Drug toxicity editor
Compound aspirin is a compound antipyretic and analgesic drug, in which both aspirin and phenacetin have antipyretic and analgesic effects. Aspirin can inhibit the synthesis and release of prostaglandin in hypothalamus, restore the normal reactivity of sensory neurons in thermoregulation center, and play an antipyretic and analgesic role. Aspirin also has analgesic, anti-inflammatory and anti-rheumatic effects by inhibiting the synthesis of peripheral prostaglandin. Aspirin also inhibits platelet aggregation. Coffee can excite the cerebral cortex, improve the sensitivity to the outside world, contract the cerebral vessels, and strengthen the first two drugs to relieve headaches because of central nervous system stimulants. Results of acute toxicity test: The oral LD50 of rats was1500mg/kg; The oral LD50 of mice was 1 100mg/kg.

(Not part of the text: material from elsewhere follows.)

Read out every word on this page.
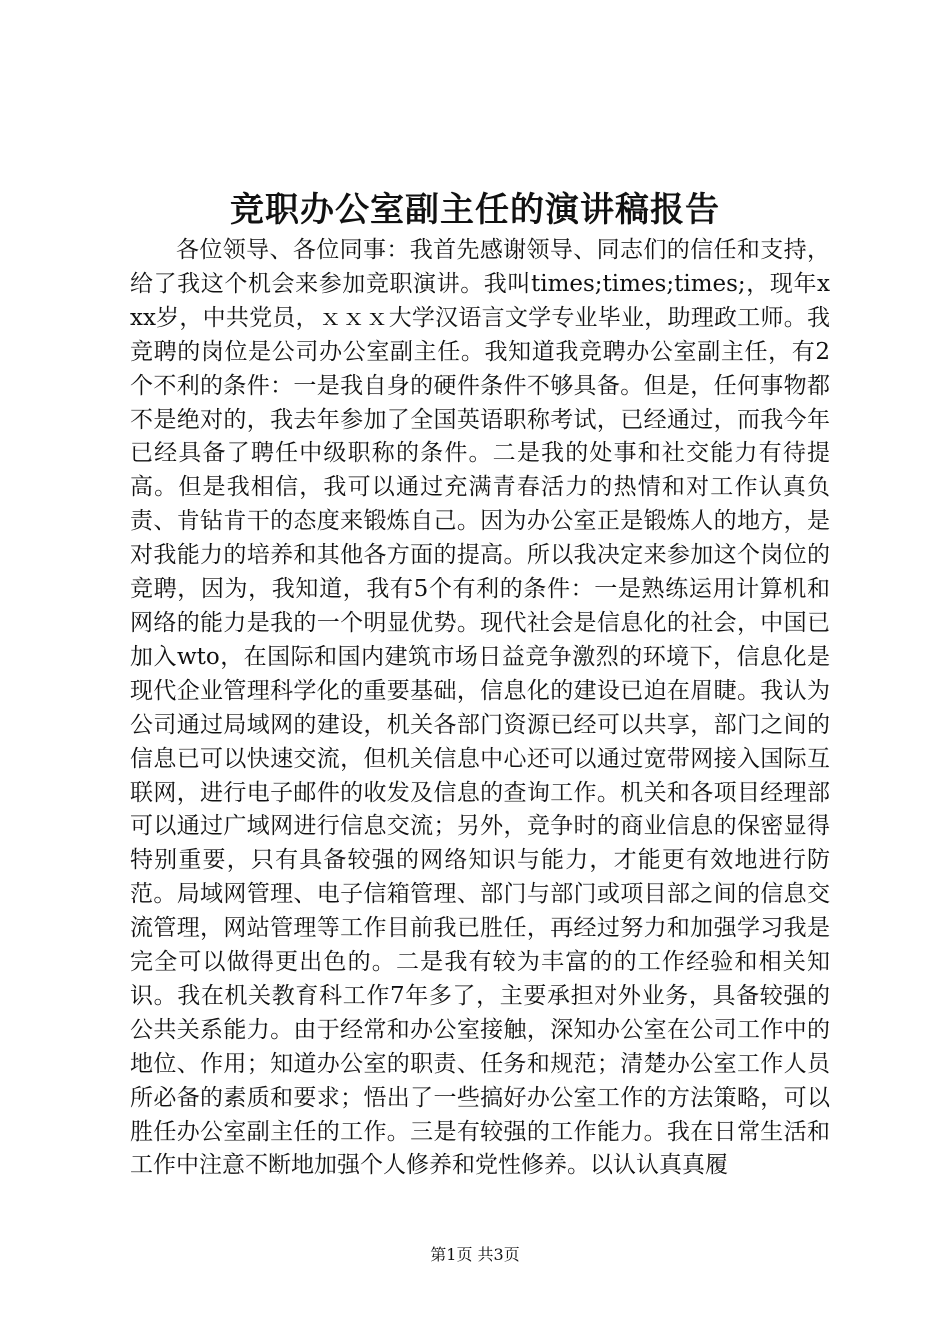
竞职办公室副主任的演讲稿报告

各位领导、各位同事：我首先感谢领导、同志们的信任和支持，给了我这个机会来参加竞职演讲。我叫times;times;times;，现年xxx岁，中共党员，ｘｘｘ大学汉语言文学专业毕业，助理政工师。我竞聘的岗位是公司办公室副主任。我知道我竞聘办公室副主任，有2个不利的条件：一是我自身的硬件条件不够具备。但是，任何事物都不是绝对的，我去年参加了全国英语职称考试，已经通过，而我今年已经具备了聘任中级职称的条件。二是我的处事和社交能力有待提高。但是我相信，我可以通过充满青春活力的热情和对工作认真负责、肯钻肯干的态度来锻炼自己。因为办公室正是锻炼人的地方，是对我能力的培养和其他各方面的提高。所以我决定来参加这个岗位的竞聘，因为，我知道，我有5个有利的条件：一是熟练运用计算机和网络的能力是我的一个明显优势。现代社会是信息化的社会，中国已加入wto，在国际和国内建筑市场日益竞争激烈的环境下，信息化是现代企业管理科学化的重要基础，信息化的建设已迫在眉睫。我认为公司通过局域网的建设，机关各部门资源已经可以共享，部门之间的信息已可以快速交流，但机关信息中心还可以通过宽带网接入国际互联网，进行电子邮件的收发及信息的查询工作。机关和各项目经理部可以通过广域网进行信息交流；另外，竞争时的商业信息的保密显得特别重要，只有具备较强的网络知识与能力，才能更有效地进行防范。局域网管理、电子信箱管理、部门与部门或项目部之间的信息交流管理，网站管理等工作目前我已胜任，再经过努力和加强学习我是完全可以做得更出色的。二是我有较为丰富的的工作经验和相关知识。我在机关教育科工作7年多了，主要承担对外业务，具备较强的公共关系能力。由于经常和办公室接触，深知办公室在公司工作中的地位、作用；知道办公室的职责、任务和规范；清楚办公室工作人员所必备的素质和要求；悟出了一些搞好办公室工作的方法策略，可以胜任办公室副主任的工作。三是有较强的工作能力。我在日常生活和工作中注意不断地加强个人修养和党性修养。以认认真真履

第1页 共3页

Animal experiments show that the product can cause teratomas in the first three months, such as spina bifida, crania, facial fissure, leg deformity, central nervous system, visceral and skeletal hypoplasia. There are also reports of human fetal defects after using this product. In addition, long-term and large-scale application of this product in the third trimester of pregnancy can prolong pregnancy and increase the risk of overdue delivery syndrome and prenatal bleeding. Use in the last 2 weeks of pregnancy will increase the risk of fetal bleeding or neonatal bleeding. Long-term medication in the third trimester may also cause fetal arterial catheter contraction or early atresia, leading to persistent pulmonary hypertension and heart failure in newborns. It has been reported that excessive use or abuse in the third trimester of pregnancy will increase the incidence of stillbirth or neonatal death (possibly due to arterial catheter atresia, prenatal bleeding or low weight), but the above side effects have not been found by using general therapeutic doses.